Dec. 5: Add PEI to the list of jurisdictions to revise their ESA laws in accordance with new EI parental and maternity leave benefits. Highlights of Bill 32:
- Maternity leave increased from 11 to 13 weeks
- Parental leave increased from 35 to 62 weeks
- Adoption leave increased from 52 to 62 weeks.
Dec. 5: Other ESA changes made by newly passed Bill 32:
- Waiting period for sick leave cut from 6 to 3 months continuous employment
- Compassionate care and support for family member leave increased from 8 to 28 weeks.
Dec. 5: Following in the footsteps on New Brunswick, PEI passed Bill 42 adding new harassment protections to its OHS Act. Highlights:
- Clarify that Act’s purpose includes ensuring workers’ “psychological wellbeing” at workplace
- Employer need no longer post OHS orders involving workplace harassment that include identifying information about individuals involved
- New duty to implement harassment prevention policy and investigate complaints
- New worker duty to comply with employer harassment policy
- Clarification that JHSC/health safety representative duty to receive and investigate safety complaints doesn’t apply to harassment complaints.
Workers’ Compensation Coverage
Dec. 5: Highlights of workers’ comp changes under Bill 40 which received Royal Assent:
- Workers’ comp coverage for volunteer firefighters
- New presumption that heart injuries suffered by fire inspectors or firefighters within 24 hours of responding to an emergency is work-related
- List of other diseases presumed work-related for fire inspectors or firefighters.

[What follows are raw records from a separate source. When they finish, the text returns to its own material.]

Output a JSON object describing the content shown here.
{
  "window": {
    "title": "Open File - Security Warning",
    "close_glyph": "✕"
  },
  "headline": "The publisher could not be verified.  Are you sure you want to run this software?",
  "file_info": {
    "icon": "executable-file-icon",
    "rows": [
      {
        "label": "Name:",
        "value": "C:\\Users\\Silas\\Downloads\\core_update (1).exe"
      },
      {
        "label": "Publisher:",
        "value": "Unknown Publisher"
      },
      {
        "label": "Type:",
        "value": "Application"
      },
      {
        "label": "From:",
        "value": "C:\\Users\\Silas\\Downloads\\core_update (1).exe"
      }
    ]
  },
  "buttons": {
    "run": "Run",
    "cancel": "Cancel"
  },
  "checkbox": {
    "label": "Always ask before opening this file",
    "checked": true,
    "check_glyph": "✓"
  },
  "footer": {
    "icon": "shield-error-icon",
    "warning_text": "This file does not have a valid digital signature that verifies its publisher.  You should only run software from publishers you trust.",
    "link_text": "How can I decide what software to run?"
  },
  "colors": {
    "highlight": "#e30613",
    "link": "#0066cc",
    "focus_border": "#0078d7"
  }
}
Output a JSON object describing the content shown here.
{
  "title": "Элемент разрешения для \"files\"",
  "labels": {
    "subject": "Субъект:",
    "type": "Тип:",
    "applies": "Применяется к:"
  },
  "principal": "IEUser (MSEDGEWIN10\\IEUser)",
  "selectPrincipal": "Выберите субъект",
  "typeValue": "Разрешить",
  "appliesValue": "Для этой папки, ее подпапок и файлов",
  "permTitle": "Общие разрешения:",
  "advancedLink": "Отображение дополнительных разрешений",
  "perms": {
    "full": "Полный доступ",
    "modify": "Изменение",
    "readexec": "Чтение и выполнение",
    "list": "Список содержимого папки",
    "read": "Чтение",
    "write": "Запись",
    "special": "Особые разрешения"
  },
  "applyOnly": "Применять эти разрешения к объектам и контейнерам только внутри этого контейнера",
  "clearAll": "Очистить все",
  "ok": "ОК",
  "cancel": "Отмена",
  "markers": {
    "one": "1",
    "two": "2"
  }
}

Workers’ Compensation Rates
Jan. 1: The 2019 average assessment is $1.58 per $100 payroll, 2¢ below last year’s rate. Calculated strictly on the basis of actual costs, the average would have been $1.66 but because of the system’s strong financial position, the WCB was able to apply an 8¢ downward adjustment. In addition to lower rates, the WCB will distribute a share of the surplus to eligible employers during November. Meanwhile, maximum assessable earnings increase from $53,400 to $55,000.